Met genialen greep heeft Rafael de beide tooneelen tot één verbonden, en terwijl hij beneden de ellende en den nood van het aardsche leven schilderde, toonde hij ons in stralend licht daarboven de hemelsche gestalte van den Verlosser, die alle lijden wegneemt. Dat wordt ook uitgedrukt door de gebaren der omstanders: want terwijl een geknielde vrouwenfiguur, met beide handen op den ongelukkigen knaap wijzend, zich tot de apostelen wendt, een andere vrouw, misschien de moeder, met innigen blik om erbarming smeekt, en de overigen haar gebed ondersteunen, erkent men op de trekken der apostelen de uitdrukking van medelijden en verslagenheid. De eene buigt zich ver voorover en staart radeloos het tooneel aan; een ander maakt met uitgestrekte hand zijn gezellen daarop opmerkzaam; weer een ander (Andreas), een der fraaiste figuren, met een boek links op den voorgrond zittend, toont zich door zijn gebaren niet minder ontzet.
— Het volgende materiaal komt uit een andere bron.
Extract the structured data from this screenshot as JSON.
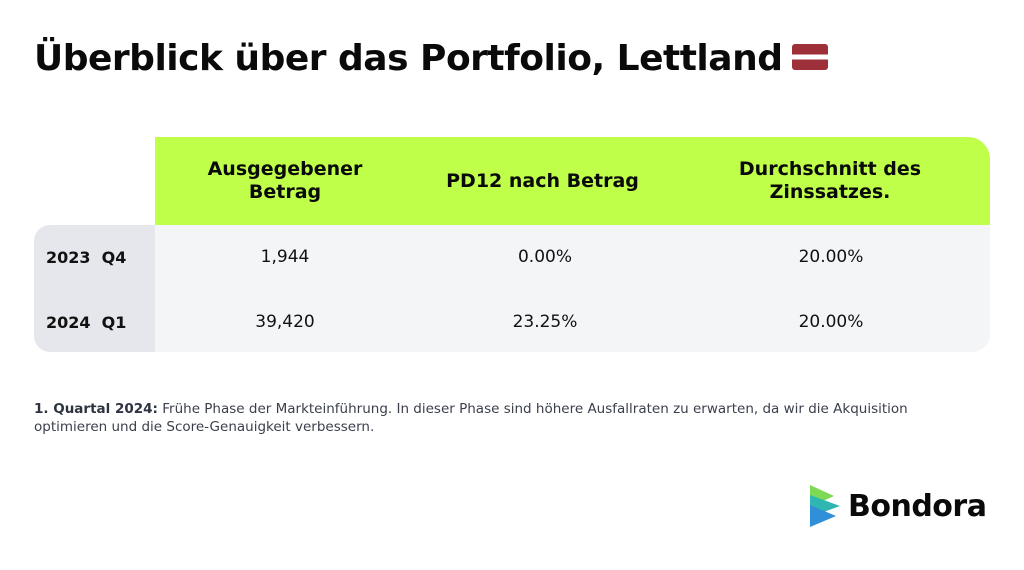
{
  "title": "Überblick über das Portfolio, Lettland",
  "flag_icon": "latvia-flag-icon",
  "table": {
    "headers": [
      "Ausgegebener Betrag",
      "PD12 nach Betrag",
      "Durchschnitt des Zinssatzes."
    ],
    "rows": [
      {
        "label": "2023  Q4",
        "values": [
          "1,944",
          "0.00%",
          "20.00%"
        ]
      },
      {
        "label": "2024  Q1",
        "values": [
          "39,420",
          "23.25%",
          "20.00%"
        ]
      }
    ]
  },
  "footnote": {
    "label": "1. Quartal 2024:",
    "text": " Frühe Phase der Markteinführung. In dieser Phase sind höhere Ausfallraten zu erwarten, da wir die Akquisition optimieren und die Score-Genauigkeit verbessern."
  },
  "logo": {
    "name": "Bondora",
    "icon": "bondora-logo-icon"
  },
  "colors": {
    "header_green": "#bfff4a",
    "flag_red": "#9e3039",
    "row_bg": "#f4f5f7",
    "label_bg": "#e6e7ec"
  }
}
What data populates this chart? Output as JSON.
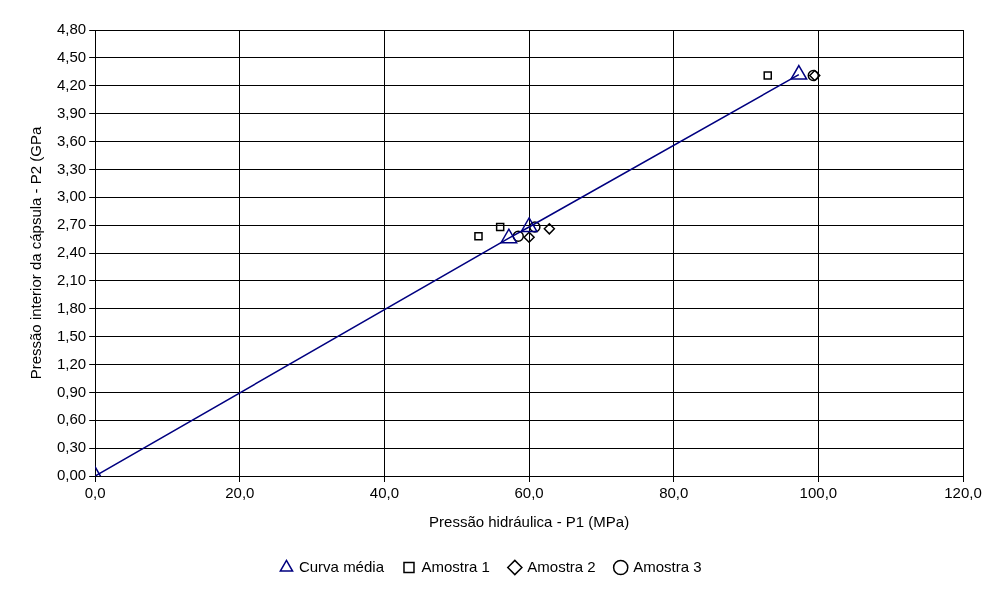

Maar een van hen, die ongeveer het midden van de groep inneemt, wijst omhoog naar den berg en geeft den betrekkingen van den lijder de bemoedigende hoop, dat de goede Meester hem wel van zijn kwaal genezen zal. ‘De verbinding van dit hartstochtelijk bewogen tafereel,’ zegt de bekende kunstrechter Wilhelm Lübke, ‘met de plechtige verschijning, die in hemelglans daarboven zweeft, verheft dit werk tot een meesterstuk van dramatische en tegelijk plechtig-kerkelijk compositie.’
Die aangrijpende eenheid in de tegenstelling wekte indertijd ook de bewondering van Goethe. ‘Beide zijn een,’ riep hij uit, op de twee onderscheiden afdeelingen van het tafereel doelend; ‘onder de lijdende, hulpbehoevende, bóven het krachtdadige, hulprijke, beide op elkander betrekking hebbend en op elkander inwerkend.’
De fijngevoelde tegenstelling spreekt zich ook in het uiterlijke der voorstelling uit: in het bovengedeelte der schilderij heerscht weldadige, van licht omstraalde harmonie; in het ondergedeelte zien wij hard verwikkelde lijnen en donkere schaduwen.
In dat laatste herkent men ook sterk de hand van de leerlingen des kunstenaars, die het werk na den dood van den meester voltooiden. De verheerlijking op Thabor was namelijk het laatste werk van Rafael, en hij werd door den dood verrast nog eer hij het ten einde had gebracht. Het was hem opgedragen door kardinaal Giulio dé Medici, den lateren Paus Clemens VII. voor de hoofdkerk van zijn bisdom Narbonne, en de groote meester had aan die taak zijn beste krachten gewijd, daar hij zijn benijders. die immer stouter tegen hem optraden, toonen wilde wat hij vermocht. Welke bijzondere zorg hij aan het werk besteedde, kan blijken uit de talrijke voorbereidende studiën, die hij daartoe maakte en waarvan de schetsen met rood krijt, in verschillende museums bewaard, getuigenis afleggen. Uit die teekeningen schijnt op te maken dat Rafael zich eerst had voorgenomen, de verrijzenis des Zaligmakers te schilderen, maar het aanvankelijke plan later omwerkte tot de beroemde Transfiguratie
Zijn leerling Giulio Romano, die het doek na des meesters dood afwerkte, ontving ook de rest van het honorarium van 224 dukaten. De kardinaal kon er niet toe besluiten, zich van de schilderij te scheiden. Hij behield ze langen tijd in zijn woning en liet ze eindelijk boven het hoofdaltaar plaatsen van San Pietro in Montorio. Door de Franschen in den revolutietijd weggevoerd, werd ze te Parijs gereinigd, in 1815 teruggeven en is sedert in de schilderijenverzameling van het Vaticaan opgenomen.